How we cite our quotes: (Chapter.Paragraph)
Quote #1
"With fairest flowers/Whilst summer last, and I live here, Fidele—" (1.1-2)
This is a quotation from Shakespeare's Cymbeline; the speaker is saying he'll put flowers on the grave of Fidele. It's a kind of eulogy, so you could see it as the narrator mourning, or eulogizing, Mariana. But Mariana isn't dead; she's just someone the narrator made up. So the quotation is also a tip off; the narrator is using a literary allusion to mourn, or memorialize, his own literary creation. (Also, it's just a fancy, flowery way to start off what's going to be a fancy, flowery story. You could see it as a warning; "if you don't like fancy and flowery, get out now.")
Quote #2
I cannot credit that the mettlesome poet, Byron, would have contentedly sat down with Bartleby to examine a law document of say five hundred pages, closely written in a crimpy hand. (2.20)
The romantic poet Byron was known for his adventurousness and unconventionality. He seems the opposite of the staid, boring Bartleby. But Bartleby won't examine law documents either. Maybe he's more Byronic than he looks.
Quote #3
Somehow of late, I had got into the way of involuntarily using this word "prefer" upon all sorts of not exactly suitable occasions. And I trembled to think that my contact with the scrivener had already and seriously affected me in a mental way. (2.116)
Bartleby is a sad sack as a writer—but on the other hand, he seems to have the gift of coining a memorable phrase. He should have been a pop song writer, maybe (though he'd probably prefer not to.)
Quote #4
Dead letters! Does it not sound like dead men? (2.251)
The dead letter office is for letters that are undeliverable. The narrator conflates that with actual dead people. This blurs the line between writing and reality—a line which gets smudgy in other places in the collection as well. Bartleby is character and writer; you could see him as writing himself, a self-penned letter that never gets delivered.
Quote #5
It was just the manner of one making up his tale for evil purposes, as he goes. (3.156)
Don Benito is the inventor of the tale here—and he is in fact telling his story for evil purposes. The actual author of that story, though, is not Don Benito, but Babo. Don Benito is not only telling the story; he's a character in it.
Quote #6
"For they this tight the Rock of vile Reproach,
A dangerous and dreadful place,
To which nor fish nor fowl did once approach." (5.31)

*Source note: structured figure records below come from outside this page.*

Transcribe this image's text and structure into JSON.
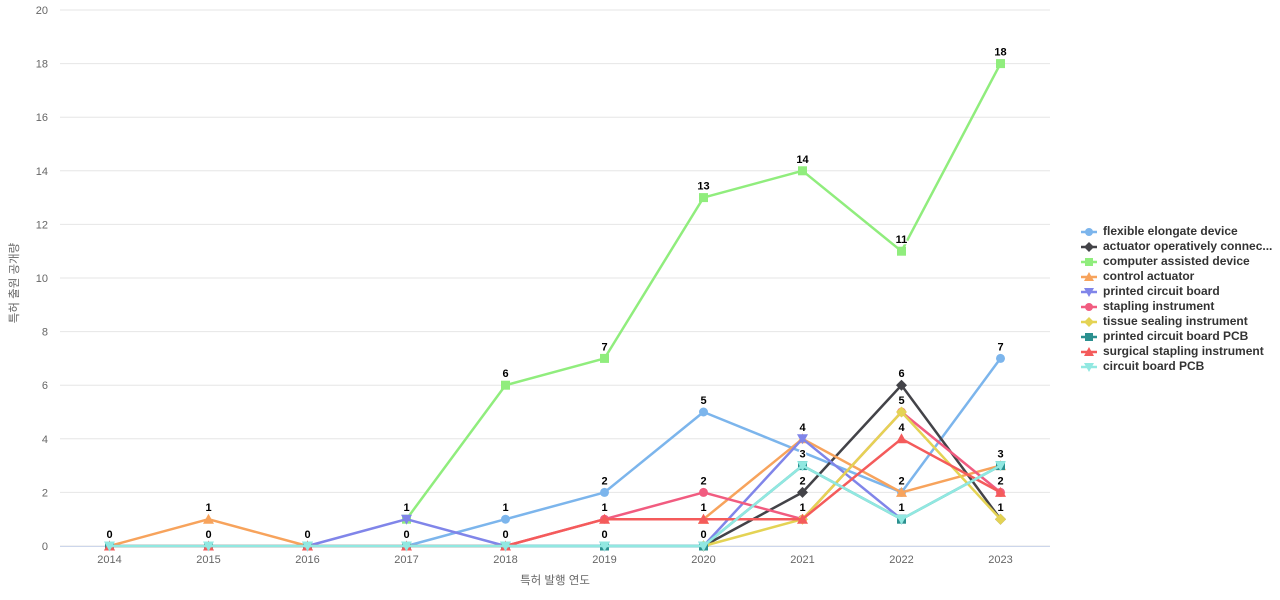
{
  "chart_data": {
    "type": "line",
    "title": "",
    "xlabel": "특허 발행 연도",
    "ylabel": "특허 출원 공개량",
    "categories": [
      "2014",
      "2015",
      "2016",
      "2017",
      "2018",
      "2019",
      "2020",
      "2021",
      "2022",
      "2023"
    ],
    "ylim": [
      0,
      20
    ],
    "y_tick_step": 2,
    "y_ticks": [
      0,
      2,
      4,
      6,
      8,
      10,
      12,
      14,
      16,
      18,
      20
    ],
    "grid": "horizontal-only",
    "legend_position": "right",
    "grid_color": "#e6e6e6",
    "x_axis_line_color": "#ccd6eb",
    "tick_label_color": "#666666",
    "legend_text_color": "#333333",
    "series": [
      {
        "name": "flexible elongate device",
        "color": "#7cb5ec",
        "marker": "circle",
        "connect_gaps": true,
        "values": [
          null,
          null,
          null,
          0,
          1,
          2,
          5,
          null,
          2,
          7
        ]
      },
      {
        "name": "actuator operatively connec...",
        "color": "#434348",
        "marker": "diamond",
        "connect_gaps": false,
        "values": [
          null,
          null,
          null,
          null,
          null,
          null,
          0,
          2,
          6,
          1
        ]
      },
      {
        "name": "computer assisted device",
        "color": "#90ed7d",
        "marker": "square",
        "connect_gaps": false,
        "values": [
          null,
          null,
          null,
          1,
          6,
          7,
          13,
          14,
          11,
          18
        ]
      },
      {
        "name": "control actuator",
        "color": "#f7a35c",
        "marker": "triangle",
        "connect_gaps": false,
        "values": [
          0,
          1,
          0,
          null,
          null,
          null,
          1,
          4,
          2,
          3
        ]
      },
      {
        "name": "printed circuit board",
        "color": "#8085e9",
        "marker": "triangle-down",
        "connect_gaps": false,
        "values": [
          null,
          null,
          0,
          1,
          0,
          0,
          0,
          4,
          1,
          null
        ]
      },
      {
        "name": "stapling instrument",
        "color": "#f15c80",
        "marker": "circle",
        "connect_gaps": false,
        "values": [
          null,
          null,
          null,
          null,
          0,
          1,
          2,
          1,
          5,
          2
        ]
      },
      {
        "name": "tissue sealing instrument",
        "color": "#e4d354",
        "marker": "diamond",
        "connect_gaps": false,
        "values": [
          null,
          null,
          null,
          null,
          null,
          null,
          0,
          1,
          5,
          1
        ]
      },
      {
        "name": "printed circuit board PCB",
        "color": "#2b908f",
        "marker": "square",
        "connect_gaps": false,
        "values": [
          0,
          0,
          0,
          0,
          0,
          0,
          0,
          3,
          1,
          3
        ]
      },
      {
        "name": "surgical stapling instrument",
        "color": "#f45b5b",
        "marker": "triangle",
        "connect_gaps": false,
        "values": [
          0,
          0,
          0,
          0,
          0,
          1,
          1,
          1,
          4,
          2
        ]
      },
      {
        "name": "circuit board PCB",
        "color": "#91e8e1",
        "marker": "triangle-down",
        "connect_gaps": false,
        "values": [
          0,
          0,
          0,
          0,
          0,
          0,
          0,
          3,
          1,
          3
        ]
      }
    ]
  }
}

There are lots of quotations from Spenser's The Fairie Queene in "The Encantadas." They emphasize the fact that the Galapagos are strange, distant, and separate from every day experience, just like fairyland. At the same time, though, Spenser's rich fairy world is meant to contrast with the bleak, distant, blighted Galapagos.
Quote #7
A Pisgah View From the Rock (5.55)
Mount Pisgah is supposed to be the mountain Moses climbed to see the Promised Land. So this is an ironic or cutesy reference. You climb up to the top of a big rock in the Galapagos, and you don't see a land flowing with milk and honey, but a lot of barren rocks and a few tortoises.
Quote #8
"The island's mine by Sycorax my mother," said Oberlus to himself…. (5.181)
This is a reference to Shakespeare's The Tempest; the evil Caliban, who lived on the island, was the child of the witch Sycorax. So this is a complicated way of saying that Oberlus is a monster and a meany. He could have just said, "Oberlus is a monster and a meany," but Melville lives for the Shakespeare reference.
Quote #9
And though it may seem very strange to talk of post-offices in this barren region, yet post-offices are occasionally to be found there. They consist of a stake and a bottle. The letters being not only sealed, but corked… Frequently, however, long months and months, whole years glide by and no applicant appears. The stake rots and falls, presenting no very exhilarating object. (5.215)
This is another kind of dead letter office; little messages in bottles left throughout the Galapagos. Humans are trying to make the Galapagos theirs in part by writing on them. This is what Melville's doing too; he's writing on the Galapagos in this very story. His story lasted longer than those bottles with the sticks rotting away. That's why he's a great writer rather than some exiled pirate dude.
Quote #10
So the bell's main weakness was where man's blood had flawed it. And so pride went before the fall. (6.91)
Melville ends "The Bell Tower" with a proverb…or a cliché, if you're less charitable. Ending with a familiar moral like this makes "The Bell Tower" seem like a fable. It's not something that really happened, but an improving story, put together with maybe a little flaw at the end, like the flaw in the bell.